B 予定価格の事後公表(全案件)、JV結成義務の撤廃(全案件)、1者入札の中止(財務局契約案件)、低入札価格調査制度の適用拡大(財務局契約案件)の4つが柱で、6月から財務局契約案件を対象に試行を開始し、各局契約案件は10月をめどに試行する。これまで批判を受けても、かたくなに堅持してきた予定価格の事前公表を、試行とはいえ全案件で取りやめるのは歴史的な大改革といえる。
C 小池百合子知事は昨年8月の就任会見で「世の中を変えていくのは、よそ者、若者、ばか者」と言っていたが、今回の改革は、都にとっては“よそ者”の特別顧問を務める外部有識者の意向が強く働いている。
A ただ、現行の入札契約制度を財務局とともに構築してきた都議会自民党は、今回の改革内容に強く反発しているが。
B 都議会自民党の高木啓幹事長は「改悪」と断じ、4日には建設業界を中心とする13団体を対象にヒアリングを実施した。高木幹事長によると、ほぼすべての団体が改革内容に否定的で、なかには撤回を求める声もあったという。
C 重要なのは、公共事業の適正な執行であり、入札契約制度は手段に過ぎない。

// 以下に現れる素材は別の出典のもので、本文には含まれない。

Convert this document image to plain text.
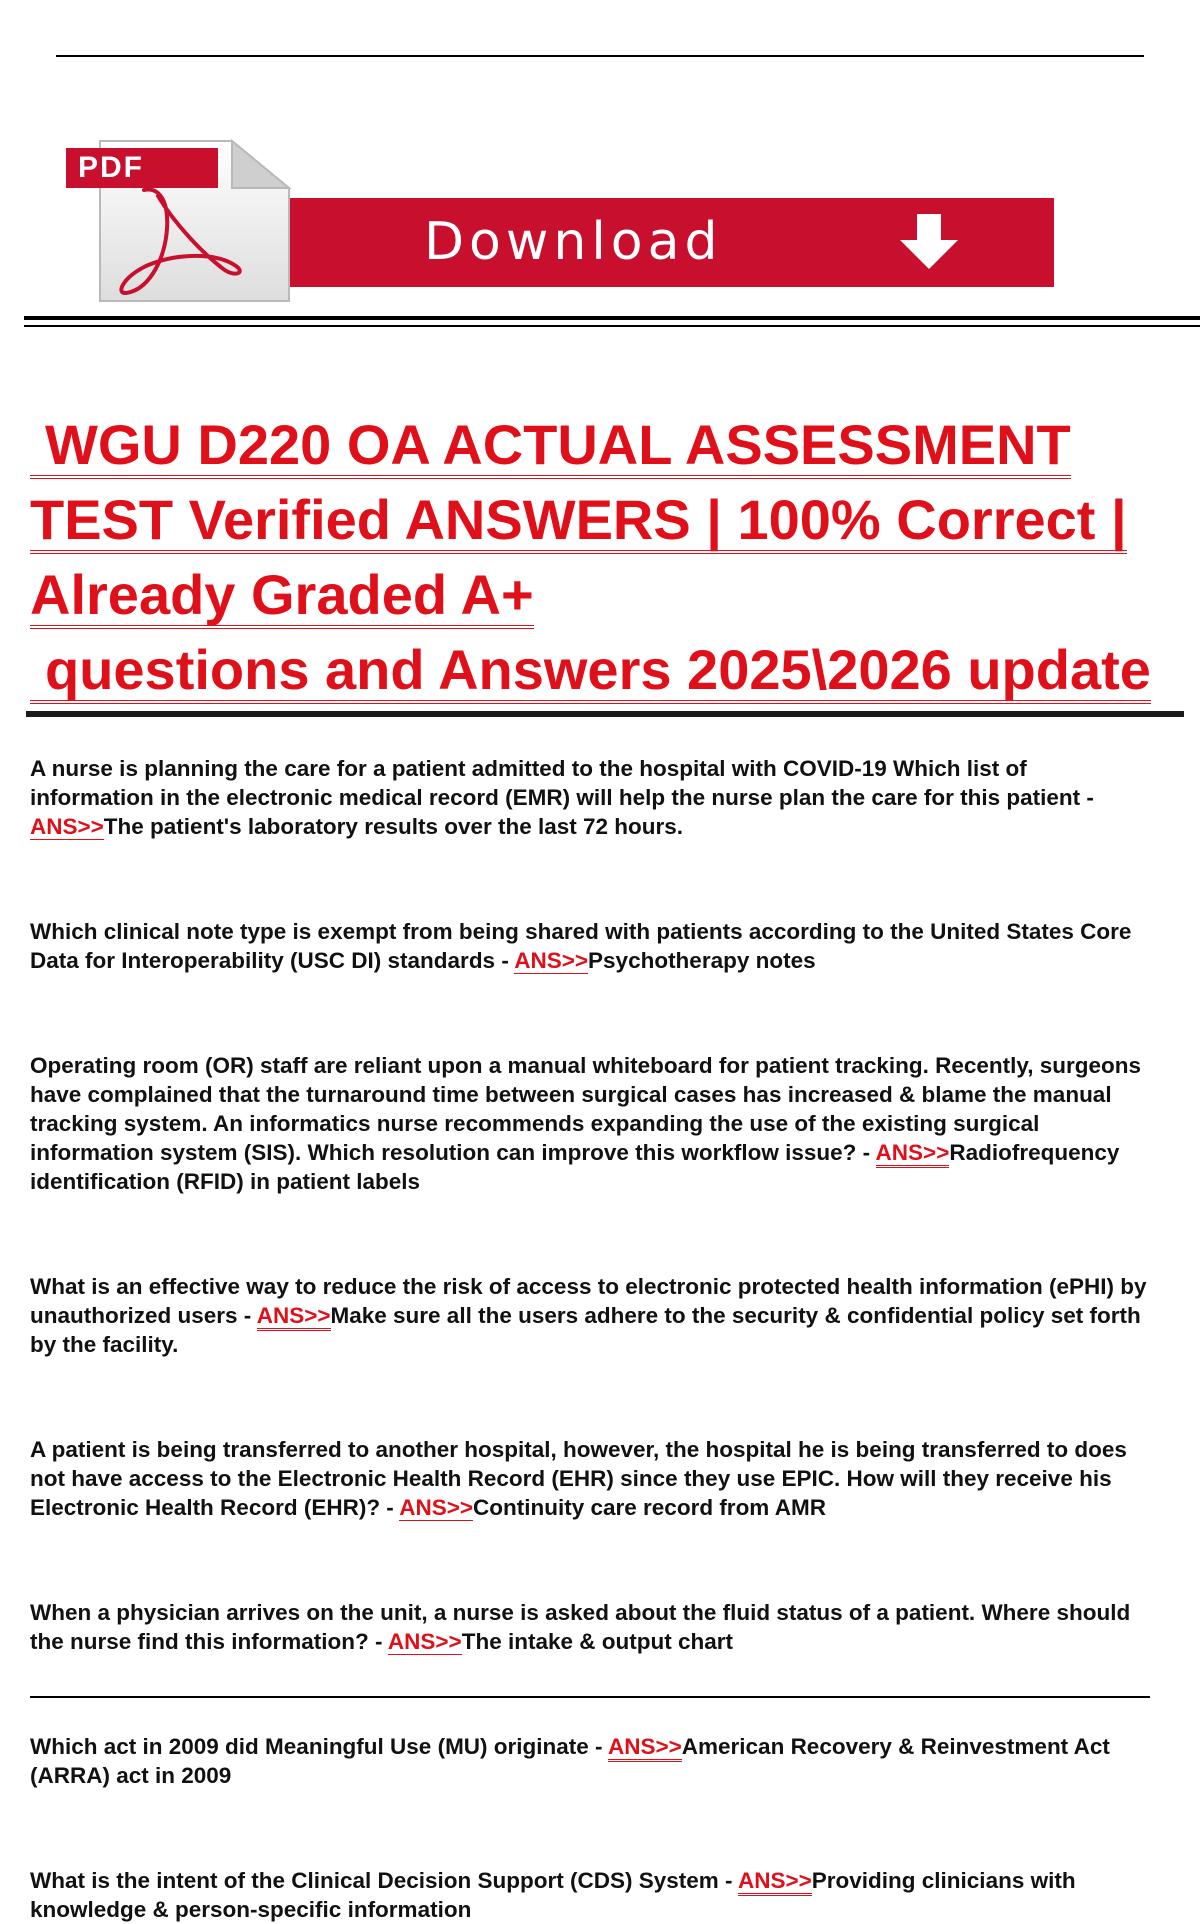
Download
PDF
WGU D220 OA ACTUAL ASSESSMENT
TEST Verified ANSWERS | 100% Correct |
Already Graded A+
questions and Answers 2025\2026 update

A nurse is planning the care for a patient admitted to the hospital with COVID-19 Which list of
information in the electronic medical record (EMR) will help the nurse plan the care for this patient -
ANS>>The patient's laboratory results over the last 72 hours.

Which clinical note type is exempt from being shared with patients according to the United States Core
Data for Interoperability (USC DI) standards - ANS>>Psychotherapy notes

Operating room (OR) staff are reliant upon a manual whiteboard for patient tracking. Recently, surgeons
have complained that the turnaround time between surgical cases has increased & blame the manual
tracking system. An informatics nurse recommends expanding the use of the existing surgical
information system (SIS). Which resolution can improve this workflow issue? - ANS>>Radiofrequency
identification (RFID) in patient labels

What is an effective way to reduce the risk of access to electronic protected health information (ePHI) by
unauthorized users - ANS>>Make sure all the users adhere to the security & confidential policy set forth
by the facility.

A patient is being transferred to another hospital, however, the hospital he is being transferred to does
not have access to the Electronic Health Record (EHR) since they use EPIC. How will they receive his
Electronic Health Record (EHR)? - ANS>>Continuity care record from AMR

When a physician arrives on the unit, a nurse is asked about the fluid status of a patient. Where should
the nurse find this information? - ANS>>The intake & output chart

Which act in 2009 did Meaningful Use (MU) originate - ANS>>American Recovery & Reinvestment Act
(ARRA) act in 2009

What is the intent of the Clinical Decision Support (CDS) System - ANS>>Providing clinicians with
knowledge & person-specific information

入札契約制度のあり方のみを議論しても部分最適になるだけで、例えば、1者入札の中止によって事業の執行が遅れれば意味がなく、全体最適を目指した議論、取り組みが求められている。
D 都議会自民党は、特別顧問と業界団体との意見交換を小池知事に要望したが、知事がどう対応するのか見ものだね。

告示15号見直し 現行基準と実態のかい離是正がポイント

A ところで、国土交通省の中央建築士審査会(中建審)で建築設計・工事監理等の業務報酬基準(告示15号)の見直しに向けた議論が始まった。
B 現行の基準は、耐震強度偽装事件を受けて旧建設省告示1206号を抜本的に見直す形で2009年1月に公布・施行された。旧告示が制定された1979年以来、初めての大改正だっただけに当時の事務方も相当苦労したようだ。それもあって国交省では基準を定期的に見直すことにしていた。今回は“定期メンテナンス”の初回とも言える。
A 議論のポイントは。
F 現行基準と業務実態のかい離の是正だ。言い換えれば業務実態をいかに的確に把握できるかにかかる。建築物の大規模化、複合化が進む中で、従来の類型化した用途区分ではくくれないような施設も散見される。発注方式の多様化によって基本設計と実施設計の業務内容や割合も変わってきている。質・量ともに大きく変化している業務の実態に即した適切な報酬基準を導き出すためには、どれだけ幅広く多種多様なサンプルを集められるか。アンケート方式による調査の内容ややり方も従前以上に工夫が求められるのではないか。
E 業務報酬基準はあくまで目安だが、設計や工事監理の価値を具体化できる重要な指標でもある。建設産業界は技術者や技能者の高齢化が顕在化しているが、建築士もまた同様の状況にある。改正作業を通して建築設計や建築士のあり方についての議論がより深まることを期待したい。
F 告示15号は新築設計が対象だ。改修設計に関する業務報酬基準は耐震改修以外はない。今回の見直し議論とは別だが、今後、ストック活用時代が本格化する中で改修設計のあり方についても議論が必要だろう。